In March, the Los Angeles Unified School District (LAUSD) school board unanimously passed a resolution to require critical media literacy learning from elementary level through high school levels. The decision, led by LAUSD board member Jackie Goldberg and supported by UCLA Teacher Education Program lecturer Jeff Share, signals the recognition in the educational arena of the need to teach students from a young age the basics of critical thinking to navigate the vortex of media, fake news, and disinformation.

Goldberg and Share had a recent conversation with Ampersand on the goals of LAUSD to enfold critical media literacy into Common Core learning, their own experiences with the media, and how critical thinking skills around media will prepare generations to come as informed participants in democracy.

Ampersand: How did you learn to develop your own critical thinking skills around media?

Jackie Goldberg: I’m 76 years old, and there really wasn’t much media, except newspapers and magazines. My family didn’t take magazines much, but we did get a daily newspaper, and my family did read it it. We listened to the news on television as a family; I didn’t use the radio much for news. There was still no internet. I didn’t have it in college. The media I was using was print media and the television.

We would discuss the news as a family…  if it was about something in California or in Southern California, and particularly if it was something that might have an impact on the community that we lived in or that my mother or father worked in. But it wasn’t a big deal. Our biggest [interest] politically was that we watched the Democratic Party conventions.

Jeff Share: My critical media awareness came from working as a photojournalist – that’s where I saw how we constructed the media. I was sent out on assignments and told what to bring back. I wasn’t told, ‘Go out and see what’s there.’ I was often told specific things where I had to use all my skills and techniques to make sure my image conveyed what the editor wanted, such as: ‘Bring back a picture that shows Westwood empty during the Olympics.’

Goldberg: I learned a lot about media when I was at Berkeley, because I was involved in a lot of protests, and we were never happy with how the media covered us, ever.

Share: That was your chance to really see the hypocrisy, where you knew what happened, and then you would read in the paper that nothing happened.

Goldberg: Exactly. Or, twice as much happened as we saw happening – we didn’t see any of that. We didn’t know we were teargassed, nobody told us. (laughs) We expected exaggerations in both directions.

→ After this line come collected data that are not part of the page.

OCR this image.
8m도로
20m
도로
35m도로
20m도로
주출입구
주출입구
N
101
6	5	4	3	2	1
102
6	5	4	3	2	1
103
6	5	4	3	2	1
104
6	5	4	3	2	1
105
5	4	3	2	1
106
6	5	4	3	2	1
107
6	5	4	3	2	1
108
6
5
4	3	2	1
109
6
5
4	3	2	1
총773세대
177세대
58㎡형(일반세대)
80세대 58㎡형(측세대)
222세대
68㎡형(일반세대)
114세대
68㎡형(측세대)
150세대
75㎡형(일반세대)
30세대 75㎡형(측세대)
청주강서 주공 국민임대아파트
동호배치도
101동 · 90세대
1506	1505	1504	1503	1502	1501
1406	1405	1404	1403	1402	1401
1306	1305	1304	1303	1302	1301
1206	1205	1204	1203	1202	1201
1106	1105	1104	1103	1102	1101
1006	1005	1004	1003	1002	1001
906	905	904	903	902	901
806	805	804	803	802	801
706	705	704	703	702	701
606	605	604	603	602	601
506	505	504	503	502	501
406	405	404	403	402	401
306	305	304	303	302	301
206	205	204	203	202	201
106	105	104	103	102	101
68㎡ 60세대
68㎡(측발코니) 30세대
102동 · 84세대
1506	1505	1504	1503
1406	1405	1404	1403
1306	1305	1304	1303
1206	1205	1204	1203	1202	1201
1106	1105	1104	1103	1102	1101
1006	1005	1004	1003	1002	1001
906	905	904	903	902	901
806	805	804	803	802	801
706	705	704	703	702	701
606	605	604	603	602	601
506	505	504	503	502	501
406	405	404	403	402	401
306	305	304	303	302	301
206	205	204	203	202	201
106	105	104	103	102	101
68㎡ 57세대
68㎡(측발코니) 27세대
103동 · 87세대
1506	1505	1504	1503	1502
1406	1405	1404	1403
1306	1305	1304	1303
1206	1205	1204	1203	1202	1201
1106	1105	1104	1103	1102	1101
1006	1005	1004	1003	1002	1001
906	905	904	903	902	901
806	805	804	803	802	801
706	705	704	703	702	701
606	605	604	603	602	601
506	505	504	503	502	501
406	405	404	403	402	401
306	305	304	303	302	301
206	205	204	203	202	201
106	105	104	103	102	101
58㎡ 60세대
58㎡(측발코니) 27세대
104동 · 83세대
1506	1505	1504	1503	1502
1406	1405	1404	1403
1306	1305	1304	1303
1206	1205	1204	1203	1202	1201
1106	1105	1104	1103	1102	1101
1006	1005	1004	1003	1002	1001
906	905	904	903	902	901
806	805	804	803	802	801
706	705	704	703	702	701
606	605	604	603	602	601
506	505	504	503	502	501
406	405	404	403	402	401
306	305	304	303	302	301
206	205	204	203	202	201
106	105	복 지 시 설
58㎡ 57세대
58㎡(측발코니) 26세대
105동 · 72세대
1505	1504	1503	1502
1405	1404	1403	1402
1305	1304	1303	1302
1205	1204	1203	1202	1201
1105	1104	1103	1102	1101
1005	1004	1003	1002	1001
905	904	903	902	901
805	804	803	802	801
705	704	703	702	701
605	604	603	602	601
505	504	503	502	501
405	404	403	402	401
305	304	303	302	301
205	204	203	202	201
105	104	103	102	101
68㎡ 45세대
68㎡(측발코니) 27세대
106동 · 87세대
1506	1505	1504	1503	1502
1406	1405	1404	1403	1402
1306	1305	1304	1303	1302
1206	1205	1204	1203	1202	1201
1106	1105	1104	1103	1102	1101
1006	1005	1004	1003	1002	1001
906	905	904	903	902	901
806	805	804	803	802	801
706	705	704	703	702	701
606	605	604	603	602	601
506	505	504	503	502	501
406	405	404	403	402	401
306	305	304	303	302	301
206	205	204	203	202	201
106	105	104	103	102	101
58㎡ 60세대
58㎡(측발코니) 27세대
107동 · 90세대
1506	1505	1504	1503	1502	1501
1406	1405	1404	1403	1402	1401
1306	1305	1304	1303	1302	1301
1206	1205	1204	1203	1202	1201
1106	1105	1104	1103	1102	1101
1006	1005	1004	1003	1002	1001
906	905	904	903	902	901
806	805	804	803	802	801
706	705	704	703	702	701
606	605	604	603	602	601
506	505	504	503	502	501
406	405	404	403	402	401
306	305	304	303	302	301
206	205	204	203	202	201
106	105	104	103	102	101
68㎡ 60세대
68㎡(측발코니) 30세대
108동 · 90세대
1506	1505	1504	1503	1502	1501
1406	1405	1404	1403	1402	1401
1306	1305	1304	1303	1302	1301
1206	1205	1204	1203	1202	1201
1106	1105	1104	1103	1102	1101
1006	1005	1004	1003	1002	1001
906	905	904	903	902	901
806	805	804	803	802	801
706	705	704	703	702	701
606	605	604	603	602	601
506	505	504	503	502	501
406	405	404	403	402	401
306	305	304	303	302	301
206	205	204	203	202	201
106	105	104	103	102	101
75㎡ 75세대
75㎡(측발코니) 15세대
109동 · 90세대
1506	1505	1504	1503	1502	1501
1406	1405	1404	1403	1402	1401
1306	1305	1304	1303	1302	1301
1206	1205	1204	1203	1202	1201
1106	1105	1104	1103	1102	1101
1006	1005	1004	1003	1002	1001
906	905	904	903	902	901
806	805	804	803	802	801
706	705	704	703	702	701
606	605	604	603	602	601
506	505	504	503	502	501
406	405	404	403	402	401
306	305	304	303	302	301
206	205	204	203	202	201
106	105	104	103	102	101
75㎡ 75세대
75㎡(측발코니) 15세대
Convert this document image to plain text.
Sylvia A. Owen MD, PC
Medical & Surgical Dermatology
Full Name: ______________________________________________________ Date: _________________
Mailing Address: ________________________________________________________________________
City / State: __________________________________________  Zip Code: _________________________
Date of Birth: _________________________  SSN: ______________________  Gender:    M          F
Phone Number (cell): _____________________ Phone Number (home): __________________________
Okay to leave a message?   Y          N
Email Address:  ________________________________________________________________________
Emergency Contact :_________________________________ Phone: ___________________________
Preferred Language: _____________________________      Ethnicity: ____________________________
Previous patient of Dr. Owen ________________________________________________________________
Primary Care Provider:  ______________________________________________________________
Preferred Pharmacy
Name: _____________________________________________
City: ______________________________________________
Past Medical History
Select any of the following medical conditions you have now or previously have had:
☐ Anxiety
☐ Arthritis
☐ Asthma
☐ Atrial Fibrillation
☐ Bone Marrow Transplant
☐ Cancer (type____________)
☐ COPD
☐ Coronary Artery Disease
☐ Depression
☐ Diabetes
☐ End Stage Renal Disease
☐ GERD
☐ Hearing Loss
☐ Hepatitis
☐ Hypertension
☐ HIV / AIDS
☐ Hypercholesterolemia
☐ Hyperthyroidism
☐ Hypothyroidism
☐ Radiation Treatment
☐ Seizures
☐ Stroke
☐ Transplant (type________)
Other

As I got older and was doing more national demonstrations [against] the Vietnam War, we had kind of a joke that you would take what the newspaper said, and then you’d take what the demonstration organizer said. You’d add them together and divide them by two – then you would know how many people were actually there. 

&: How are young people today able to analyze news and media, when they are bombarded 24/7 with information? Do you think families have the ability today to discuss these with their kids?

Goldberg: I think that some kids, as they figured out critical thinking in their English class or history class, are probably doing alright. But there are a whole lot of kids, who in my opinion, have no idea as to who might benefit from [online information], what the motivation might be for having it written, how [they] could check the facts. An awful lot of … students starting as early as elementary school, see things on YouTube, believe things on TikTok are true – they just believe it’s true because it’s there

There are all kinds of questions that I’d like to see young people [address] with media, that I don’t think most of them are doing. And I’m sure their parents aren’t either, because they didn’t have any more critical media instruction than I did, and I had none, except those things which taught me to think critically, not with media, but in general. 

Parents, even if they were watching the media with their kids – which most of them don’t have time to do –wouldn’t do much better than their kids, except…that parents are pretty clear about people trying to sell something. 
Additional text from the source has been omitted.